Prendiamo come esempio Good Will Hunting. Il protagonista, Will, è un bidello autodidatta che risolve casualmente complessi problemi matematici che hanno lasciato perplessi i migliori studiosi del mondo. È una storia affascinante, certo, ma profondamente irrealistica. La realtà della matematica, e di qualsiasi disciplina, è molto diversa: richiede anni di studio sistematico, pratica e sforzo continuo per raggiungere risultati straordinari.
Come afferma Tony Hoare, il creatore dell’algoritmo Quicksort, il genio non è un dono che si riceve alla nascita. È il prodotto di un processo lungo e arduo di apprendimento e applicazione. Pensare che una persona possa "nascere" con la capacità di risolvere un problema complesso senza alcuna formazione significa ignorare la complessità stessa della conoscenza umana.
Hollywood perpetua l'idea che i geni siano "diversi" e che se non si è nati con un talento speciale, allora non si potrà mai competere. Questo mito può essere devastante:
Demotivazione: Le persone, specialmente i giovani, possono sentirsi scoraggiate dal perseguire i propri obiettivi, credendo che senza un talento innato non ci sia speranza.
Semplificazione della realtà: Ridurre l’eccellenza a un dono innato, significa sminuire il duro lavoro e la dedizione che stanno dietro ogni grande risultato. Il genio non è il lampo improvviso che Hollywood ama rappresentare, ma il frutto di una costante applicazione e di un percorso fatto di studio, errori e miglioramenti.
Ci sono molti esempi che smentiscono l'idea che il genio sia innato e senza fatica:
I vincitori della Medaglia Fields (l’equivalente del Nobel per la matematica) dedicano decenni di ricerca e sacrificio per raggiungere livelli così alti. Nessuno di loro si è svegliato una mattina con una soluzione geniale in testa.
Bambini prodigio: Spesso citati come esempi di genio naturale, sono in realtà individui con un incredibile impegno e una capacità straordinaria di apprendere velocemente, non con un "cervello robotico" che acquisisce conoscenze dal nulla.
Hollywood semplifica eccessivamente queste storie, alimentando un’idea irrealistica di cosa significhi essere un genio.
La realtà è che ogni "genio" deve affrontare un percorso di apprendimento impegnativo:
Curiosità e dedizione: Una passione intrinseca per la conoscenza e il desiderio di migliorarsi continuamente.

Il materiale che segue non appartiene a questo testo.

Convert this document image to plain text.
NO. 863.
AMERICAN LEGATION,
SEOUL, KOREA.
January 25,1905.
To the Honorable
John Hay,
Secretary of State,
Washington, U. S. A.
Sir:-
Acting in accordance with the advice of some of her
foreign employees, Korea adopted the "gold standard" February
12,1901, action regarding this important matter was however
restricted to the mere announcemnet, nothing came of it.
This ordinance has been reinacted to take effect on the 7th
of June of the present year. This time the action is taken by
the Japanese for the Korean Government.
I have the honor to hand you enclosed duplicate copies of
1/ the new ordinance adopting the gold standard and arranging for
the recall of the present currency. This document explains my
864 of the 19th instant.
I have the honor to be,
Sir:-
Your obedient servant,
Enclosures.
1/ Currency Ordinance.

Pratica intenzionale: Ore e ore di lavoro focalizzato per affinare le proprie capacità.
Resilienza: La capacità di superare fallimenti e sfide, imparando da ogni errore.
Questa combinazione è ciò che permette di raggiungere l’eccellenza, non una scintilla divina di talento.
(Tony Hoare, l'inventore dell'algoritmo Quicksort)
Hollywood dovrebbe abbandonare il mito del genio innato e iniziare a raccontare storie che riflettano il vero percorso dell’eccellenza umana. Raccontare come dietro ogni grande scoperta, opera o invenzione ci siano fatica, dedizione e perseveranza sarebbe non solo più realistico, ma anche incredibilmente ispirante. Invece di glorificare l’illusione del "genio senza sforzo", sarebbe più utile mostrare che il genio è qualcosa che si costruisce, passo dopo passo, con sudore e determinazione.